I reckon that an authentic member of the middle classes would spend at least £200 a week on food and entertaining, which adds up to about £10,000 a year.

Primark? Do I look like a chav?

Talking of shopping, clothes can be a status giveaway.

It’s tempting to buy your clothes in Primark or Tesco, but you should think very carefully. You might get away with a cheap T-shirt, as long as you regard it as some sort of social experiment, or a chance to show off your youthful figure and outlook. But on the whole, it’s best to eschew the “value†retailers.

Boden is more of a social than a fashion statement and will confirm your status as middle-class. You can also shop in Whistles, Jigsaw and Hobbs. I would risk Gap and Monsoon, but would not cross the threshold of any other high-street chain.

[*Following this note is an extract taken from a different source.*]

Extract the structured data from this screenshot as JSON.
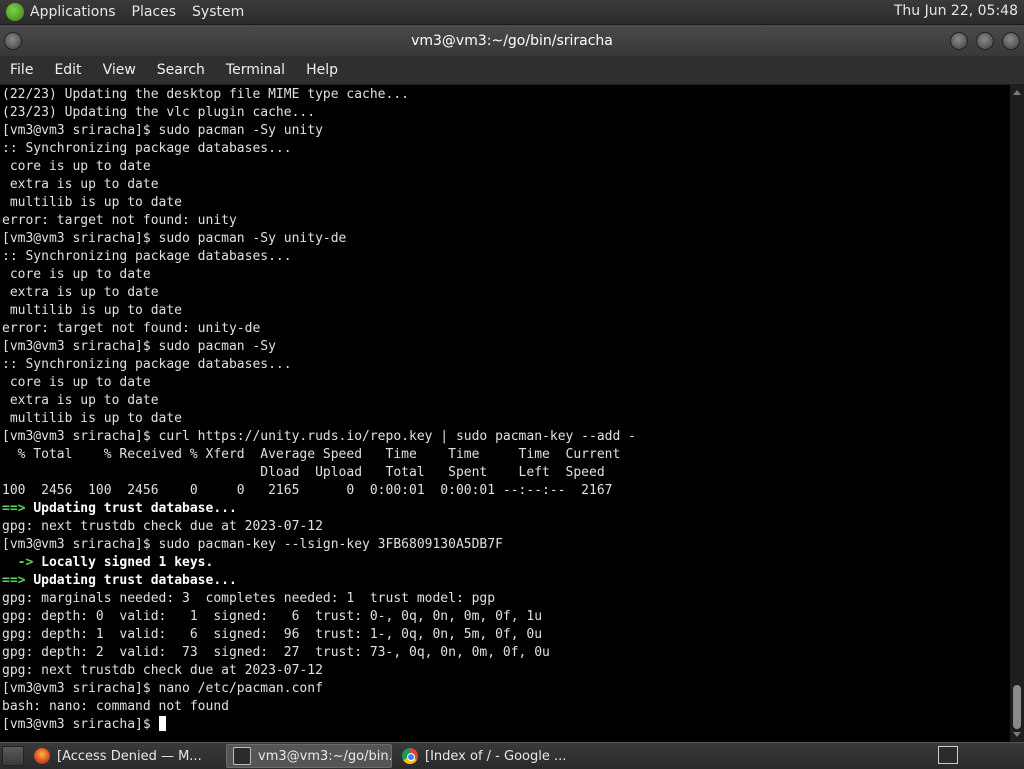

It would cost about £10,000 a year to kit out the typical middle-class family. You can add another £1,000 for school uniforms and sports equipment. Have you seen the price of ballet shoes?

The true cost of being middle-class

The total comes to about £150,000 a year. But I haven’t included cars, or any other incidentals, such as theatre tickets, birthdays and Christmas.

So we should increase our budget by at least another £20,000 to cover these extra costs. The total is now creeping up towards £200,000 – and that’s net income.

The average family would therefore need to earn at least £250,000 a year. And that’s well above the typical salary of most professionals, unless I am seriously underpaid.

What can we do? I think we need to reclaim the middle class ground. Let’s leave catch-up consumerism to the chavtastics and let’s make thrift the true hallmark of the middle class. Second-hand Boden clothes anyone?